ある晴れた日のことだった。

「なんだ、きみか」

私が名前を呼ぶ声に振り向いた彼は、いつもよりずっと穏やかな表情をしていた。それは春の昼下がりのやわらかな陽の光が偶然見せたものだったかもしれない。

こんなふうに笑う人だったかと驚くのと同時に、ドキリと心臓が大きく脈打った。なぜだか見てはいけないものを見てしまったような気さえした。

一度目をそらしてしまったものの、もう一度その表情を見てみたくて視線を戻す。けれども、先ほどの笑顔はまるで幻だったかのように、まっすぐ強くこちらを見返す瞳はいつもと変わらない彼のものだった。



「暁くんっ!」

寒さに身を縮こまらせて歩く彼の後ろ姿を見つけて、声を張り上げる。すると彼はぴたりと歩みを止めた。その間に私は彼のもとへ走ったのだけれど、暁くんはなかなかこちらを振り返らなかった。

多分、向こうを向いたまま溜息を吐いているのだろう。私の大きな声に近くの通行人も思わず振り返ってしまっていたから。

「暁くん!」
「朝から声が大きいよ」

私があと少しで彼の隣に並ぶというところで、彼がこちらへ顔を向けた。呆れたように言いながらも、律儀に私を待って、返事を返してくれるところが暁くんらしい。

「おはよう」

きちんと朝の挨拶をしてくれるところも。

「おはよう、暁くん」

彼に挨拶を返すと、今日も一日が始まったのだという実感が湧く。むずむずとくすぐったくて、でも心地良い。

「また随分と早いね」

その言葉に答えようとしたとき、ぴゅうと北風が吹いた。目の前の暁くんが反射的に首をすくめる。ぎゅっと身を縮こませる姿があまりにも素早かったものだから、つい口元がゆるんでしまった。「寒いねえ」と言うと、暁くんが閉じた目をゆっくり開ける。

「きみは寒くないのかい?」
「寒いけど大丈夫」
「何が大丈夫なんだ」

そう言って暁くんは訝しげに目を細めた。私の制服姿を上から下まで見て、さらに眉間のしわを深くする。コートくらい着た方が良いと思われているのかもしれない。

「女の子が体を冷やすのは感心しないよ」
「おしゃれは我慢だよ」

モコモコと着膨れするよりも、もっと春らしい格好をしたいと思ってしまったのだ。欲を言えば、彼にいつもと違うねと思ってほしかった。多分、彼は女の子の服装にそんなことを口に出しては言わないだろうけれども。

「昨日は暖かかったし」
「昨日の話だろう?」
「明後日にはまた寒さもやわらぐって」

次の季節がやってくるのはもうすぐそこなのだろう。暦上ではすでに春だが、今日はまた北風が強く吹いて冬に戻ってしまったかのようだ。

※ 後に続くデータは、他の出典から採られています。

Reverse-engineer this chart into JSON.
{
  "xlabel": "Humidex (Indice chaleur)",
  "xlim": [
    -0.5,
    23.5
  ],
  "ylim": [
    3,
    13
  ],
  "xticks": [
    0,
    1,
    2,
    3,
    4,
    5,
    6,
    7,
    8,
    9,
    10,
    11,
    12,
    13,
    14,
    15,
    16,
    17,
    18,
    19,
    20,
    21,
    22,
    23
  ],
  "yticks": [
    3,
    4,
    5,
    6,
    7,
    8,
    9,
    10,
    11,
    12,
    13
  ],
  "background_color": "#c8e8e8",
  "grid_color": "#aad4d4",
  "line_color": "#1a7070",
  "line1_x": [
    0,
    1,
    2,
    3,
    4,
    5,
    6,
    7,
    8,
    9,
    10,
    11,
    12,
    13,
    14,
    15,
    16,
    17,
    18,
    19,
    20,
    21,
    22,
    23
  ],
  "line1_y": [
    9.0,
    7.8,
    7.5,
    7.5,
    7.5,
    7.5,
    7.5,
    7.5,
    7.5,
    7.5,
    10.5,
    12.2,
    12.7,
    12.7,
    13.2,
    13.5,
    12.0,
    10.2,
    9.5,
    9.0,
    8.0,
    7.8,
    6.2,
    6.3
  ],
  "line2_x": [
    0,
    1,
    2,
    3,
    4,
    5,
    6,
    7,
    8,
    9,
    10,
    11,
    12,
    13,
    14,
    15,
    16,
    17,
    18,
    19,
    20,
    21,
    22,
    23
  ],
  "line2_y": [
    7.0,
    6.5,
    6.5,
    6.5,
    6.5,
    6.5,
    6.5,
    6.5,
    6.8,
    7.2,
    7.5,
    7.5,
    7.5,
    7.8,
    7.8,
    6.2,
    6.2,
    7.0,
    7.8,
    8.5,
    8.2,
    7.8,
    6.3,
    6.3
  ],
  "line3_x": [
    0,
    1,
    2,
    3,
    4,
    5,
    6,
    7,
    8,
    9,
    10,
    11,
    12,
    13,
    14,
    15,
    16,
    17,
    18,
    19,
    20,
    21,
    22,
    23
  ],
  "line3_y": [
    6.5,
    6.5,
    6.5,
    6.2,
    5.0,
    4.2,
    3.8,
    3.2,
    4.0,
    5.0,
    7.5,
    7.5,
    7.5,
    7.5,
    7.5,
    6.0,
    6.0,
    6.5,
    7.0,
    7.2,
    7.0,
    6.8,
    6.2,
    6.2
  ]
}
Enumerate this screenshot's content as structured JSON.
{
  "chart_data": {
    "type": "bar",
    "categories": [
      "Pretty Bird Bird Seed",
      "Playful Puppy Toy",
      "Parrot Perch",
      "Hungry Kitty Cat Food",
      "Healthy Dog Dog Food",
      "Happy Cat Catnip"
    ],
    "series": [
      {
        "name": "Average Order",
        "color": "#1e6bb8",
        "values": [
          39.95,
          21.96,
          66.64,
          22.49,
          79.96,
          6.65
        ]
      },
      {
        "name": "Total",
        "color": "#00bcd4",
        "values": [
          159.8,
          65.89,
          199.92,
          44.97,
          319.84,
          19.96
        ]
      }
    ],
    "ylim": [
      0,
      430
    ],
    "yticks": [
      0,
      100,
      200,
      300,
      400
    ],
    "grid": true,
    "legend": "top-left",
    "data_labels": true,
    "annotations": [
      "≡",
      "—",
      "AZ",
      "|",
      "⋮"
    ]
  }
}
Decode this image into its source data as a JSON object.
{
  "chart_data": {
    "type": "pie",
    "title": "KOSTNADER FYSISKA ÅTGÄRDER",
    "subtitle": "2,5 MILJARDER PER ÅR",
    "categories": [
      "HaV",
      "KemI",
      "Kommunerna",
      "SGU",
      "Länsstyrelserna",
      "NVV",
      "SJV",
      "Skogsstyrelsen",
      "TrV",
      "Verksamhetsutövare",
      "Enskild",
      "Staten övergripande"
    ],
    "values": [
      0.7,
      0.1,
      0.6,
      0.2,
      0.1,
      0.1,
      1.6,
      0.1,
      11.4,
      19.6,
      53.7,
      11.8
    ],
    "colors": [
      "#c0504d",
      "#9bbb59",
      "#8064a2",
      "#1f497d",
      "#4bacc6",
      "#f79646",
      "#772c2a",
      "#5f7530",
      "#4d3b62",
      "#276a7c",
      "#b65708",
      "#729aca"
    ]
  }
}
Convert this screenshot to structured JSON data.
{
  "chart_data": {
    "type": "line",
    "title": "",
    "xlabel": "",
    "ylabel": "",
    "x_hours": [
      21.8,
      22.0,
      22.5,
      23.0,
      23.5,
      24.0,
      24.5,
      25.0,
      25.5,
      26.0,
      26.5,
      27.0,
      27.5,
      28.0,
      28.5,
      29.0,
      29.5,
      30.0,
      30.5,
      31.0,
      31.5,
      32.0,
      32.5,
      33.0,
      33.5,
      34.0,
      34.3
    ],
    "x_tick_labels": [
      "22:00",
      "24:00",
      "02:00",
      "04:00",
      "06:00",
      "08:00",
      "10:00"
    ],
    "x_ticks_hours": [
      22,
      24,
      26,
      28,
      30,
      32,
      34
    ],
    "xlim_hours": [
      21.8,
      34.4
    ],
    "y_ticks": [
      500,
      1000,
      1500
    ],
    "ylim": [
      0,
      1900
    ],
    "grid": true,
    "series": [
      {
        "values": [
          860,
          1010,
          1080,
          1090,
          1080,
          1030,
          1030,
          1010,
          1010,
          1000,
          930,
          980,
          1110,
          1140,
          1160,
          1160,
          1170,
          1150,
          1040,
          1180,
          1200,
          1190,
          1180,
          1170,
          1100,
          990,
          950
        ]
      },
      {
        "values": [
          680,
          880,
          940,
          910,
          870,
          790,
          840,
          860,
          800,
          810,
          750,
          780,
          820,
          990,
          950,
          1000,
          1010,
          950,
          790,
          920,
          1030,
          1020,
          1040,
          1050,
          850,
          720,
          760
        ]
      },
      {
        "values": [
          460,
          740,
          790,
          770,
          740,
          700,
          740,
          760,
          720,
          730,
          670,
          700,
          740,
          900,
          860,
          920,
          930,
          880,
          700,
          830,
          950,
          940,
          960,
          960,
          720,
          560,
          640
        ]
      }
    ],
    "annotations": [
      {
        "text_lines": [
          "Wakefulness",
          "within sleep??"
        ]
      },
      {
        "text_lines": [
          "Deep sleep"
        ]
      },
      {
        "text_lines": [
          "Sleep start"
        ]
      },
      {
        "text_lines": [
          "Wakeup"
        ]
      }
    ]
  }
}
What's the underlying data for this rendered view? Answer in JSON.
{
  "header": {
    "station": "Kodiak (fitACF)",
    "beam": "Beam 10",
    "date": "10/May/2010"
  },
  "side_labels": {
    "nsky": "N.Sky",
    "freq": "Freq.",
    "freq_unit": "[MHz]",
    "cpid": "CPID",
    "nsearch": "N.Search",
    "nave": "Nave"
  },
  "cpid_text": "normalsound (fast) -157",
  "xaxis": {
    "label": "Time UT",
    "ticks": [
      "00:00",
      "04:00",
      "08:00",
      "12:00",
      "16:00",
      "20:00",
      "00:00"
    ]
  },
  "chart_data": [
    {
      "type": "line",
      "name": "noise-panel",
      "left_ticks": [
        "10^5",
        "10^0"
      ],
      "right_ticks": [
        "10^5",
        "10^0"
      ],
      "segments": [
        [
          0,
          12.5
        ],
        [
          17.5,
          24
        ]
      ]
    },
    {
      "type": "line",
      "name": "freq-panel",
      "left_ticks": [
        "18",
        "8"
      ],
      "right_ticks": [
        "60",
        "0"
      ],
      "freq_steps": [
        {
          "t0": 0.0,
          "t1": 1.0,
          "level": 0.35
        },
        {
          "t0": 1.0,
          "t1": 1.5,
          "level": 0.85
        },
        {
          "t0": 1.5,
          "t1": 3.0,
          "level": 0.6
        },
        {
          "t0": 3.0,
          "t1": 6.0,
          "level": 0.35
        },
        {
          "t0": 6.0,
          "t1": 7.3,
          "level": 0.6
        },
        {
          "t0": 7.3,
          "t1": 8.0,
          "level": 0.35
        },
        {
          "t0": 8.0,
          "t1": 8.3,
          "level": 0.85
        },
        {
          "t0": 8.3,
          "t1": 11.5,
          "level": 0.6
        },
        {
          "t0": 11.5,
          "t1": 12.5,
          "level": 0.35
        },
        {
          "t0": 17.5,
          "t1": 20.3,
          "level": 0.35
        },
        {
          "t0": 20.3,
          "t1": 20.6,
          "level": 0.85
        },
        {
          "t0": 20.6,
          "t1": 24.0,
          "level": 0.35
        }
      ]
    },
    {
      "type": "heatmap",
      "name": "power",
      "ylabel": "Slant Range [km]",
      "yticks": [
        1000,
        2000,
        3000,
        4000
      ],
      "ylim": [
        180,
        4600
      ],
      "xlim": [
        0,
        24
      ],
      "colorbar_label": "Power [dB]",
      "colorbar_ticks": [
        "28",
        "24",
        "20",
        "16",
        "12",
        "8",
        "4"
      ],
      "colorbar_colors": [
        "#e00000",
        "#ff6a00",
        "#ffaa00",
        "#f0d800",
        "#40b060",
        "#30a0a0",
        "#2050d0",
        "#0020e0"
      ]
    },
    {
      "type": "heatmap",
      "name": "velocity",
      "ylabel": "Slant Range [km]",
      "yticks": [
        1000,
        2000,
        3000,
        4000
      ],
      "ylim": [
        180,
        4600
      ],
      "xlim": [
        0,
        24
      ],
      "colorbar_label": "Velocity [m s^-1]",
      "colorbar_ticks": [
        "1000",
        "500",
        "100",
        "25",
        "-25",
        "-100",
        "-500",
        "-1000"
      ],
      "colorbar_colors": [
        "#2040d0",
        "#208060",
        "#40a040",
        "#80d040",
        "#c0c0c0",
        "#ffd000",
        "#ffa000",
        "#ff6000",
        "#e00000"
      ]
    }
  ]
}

――早く暖かくなってほしいけれども、春にはなってほしくない。

「まったく」

暁くんは眉間にしわを寄せたまま、今度こそはっきりと溜息を吐く。私のはぐらかし方が上手でないことは自分が一番良く分かっている。

「あんまりのんびりしていると遅刻するよ」

そう言って暁くんはくるりと踵を返して、歩き始めてしまう。

「待って、暁くん」

彼が早く暖かい教室へ行きたいのは分かる。こんな寒い中でわざわざ立ち話している必要もない。お喋りなら歩きながらでも、教室に着いてからでも出来る。

「暁くん」

彼の名前を呼ぶ声が北風に攫われていく。

――私はただ、もう一度あの彼の表情を見たかっただけなのだ。

何度も彼の名前を呼んでいれば、ふとした瞬間に彼はまたあの表情を見せてくれるかもしれない。今回はダメでも、次振り返ったときには。そう思うのをやめられずに今日まできてしまった。

「暁くん」
「そう何度も呼ばなくともちゃんと聞こえているよ」

伸ばした手があと少しで彼に届くというところで、暁くんが振り返る。私は反射的にぱっと手を引っ込めた。暁くんはそれに気付く様子もなく、仕方ないなと言うように眉を下げる。

私はついぞ諦めが悪いのだ。

季節の変わり目はもうすぐそこまで来ている。